Evaluating each of those compounds experimentally would be far too time-consuming for chemists. So, in recent years, researchers have begun using artificial intelligence to help identify compounds that could make good drug candidates.
“It的 是一种非常通用的方法,可以应用于有机分子的任何应用,,但我们考虑的主要应用是小分子药物发现,” 他说。
“It的 a very general approach that could be applied to any application of organic molecules, but the primary application that we think about is small-molecule drug discovery,” he says.
人工智能与科学的交叉点
The intersection of AI and science
作为都柏林, 俄亥俄州, Coley 的一名高中生,他参加了科学奥林匹克竞赛,并于 16 岁时高中毕业。随后,他前往加州理工学院,,在那里他选择了化学工程作为专业,因为它提供了一种将他对科学和数学的兴趣结合起来的方法。

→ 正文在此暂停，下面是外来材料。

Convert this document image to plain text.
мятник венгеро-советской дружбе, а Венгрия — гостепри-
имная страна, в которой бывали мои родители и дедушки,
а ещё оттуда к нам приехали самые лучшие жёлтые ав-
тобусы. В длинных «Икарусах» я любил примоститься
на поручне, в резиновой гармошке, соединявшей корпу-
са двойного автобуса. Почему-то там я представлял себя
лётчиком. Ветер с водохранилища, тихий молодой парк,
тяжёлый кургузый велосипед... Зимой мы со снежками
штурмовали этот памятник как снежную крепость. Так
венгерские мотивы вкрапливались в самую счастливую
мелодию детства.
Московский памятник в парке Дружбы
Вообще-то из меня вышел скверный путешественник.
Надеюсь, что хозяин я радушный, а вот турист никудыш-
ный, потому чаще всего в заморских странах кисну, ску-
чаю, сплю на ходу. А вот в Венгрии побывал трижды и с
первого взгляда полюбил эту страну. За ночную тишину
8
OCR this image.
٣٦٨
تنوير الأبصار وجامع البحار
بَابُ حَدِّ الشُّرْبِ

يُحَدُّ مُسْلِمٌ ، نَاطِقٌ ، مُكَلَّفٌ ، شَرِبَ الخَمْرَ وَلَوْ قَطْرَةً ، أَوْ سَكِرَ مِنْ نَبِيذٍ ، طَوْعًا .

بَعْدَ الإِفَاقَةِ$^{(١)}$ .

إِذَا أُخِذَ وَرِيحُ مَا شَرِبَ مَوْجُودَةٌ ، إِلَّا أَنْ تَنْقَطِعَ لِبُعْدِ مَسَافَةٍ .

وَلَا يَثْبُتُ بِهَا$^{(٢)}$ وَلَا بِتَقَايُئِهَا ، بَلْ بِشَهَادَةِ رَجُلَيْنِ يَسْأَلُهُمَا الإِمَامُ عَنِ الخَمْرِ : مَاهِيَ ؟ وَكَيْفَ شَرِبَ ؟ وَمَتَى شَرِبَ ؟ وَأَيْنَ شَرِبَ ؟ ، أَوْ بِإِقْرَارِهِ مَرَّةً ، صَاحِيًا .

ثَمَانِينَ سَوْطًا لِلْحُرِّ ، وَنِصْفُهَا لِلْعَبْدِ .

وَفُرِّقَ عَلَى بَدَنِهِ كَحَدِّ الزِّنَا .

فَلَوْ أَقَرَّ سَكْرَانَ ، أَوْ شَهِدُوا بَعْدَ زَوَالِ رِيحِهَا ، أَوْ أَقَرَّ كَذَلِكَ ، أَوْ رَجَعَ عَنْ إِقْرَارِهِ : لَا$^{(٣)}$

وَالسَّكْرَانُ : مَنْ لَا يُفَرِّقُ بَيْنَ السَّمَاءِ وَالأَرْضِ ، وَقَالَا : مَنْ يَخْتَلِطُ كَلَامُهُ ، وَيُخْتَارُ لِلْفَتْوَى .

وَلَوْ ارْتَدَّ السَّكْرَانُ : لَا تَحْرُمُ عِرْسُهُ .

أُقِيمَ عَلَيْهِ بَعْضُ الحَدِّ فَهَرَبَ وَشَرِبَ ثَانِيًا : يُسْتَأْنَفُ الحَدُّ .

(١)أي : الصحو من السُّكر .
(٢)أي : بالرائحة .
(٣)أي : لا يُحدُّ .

As a high school student in Dublin, Ohio, Coley participated in Science Olympiad competitions and graduated from high school at the age of 16. He then headed to Caltech, where he chose chemical engineering as a major because it offered a way to combine his interests in science and math.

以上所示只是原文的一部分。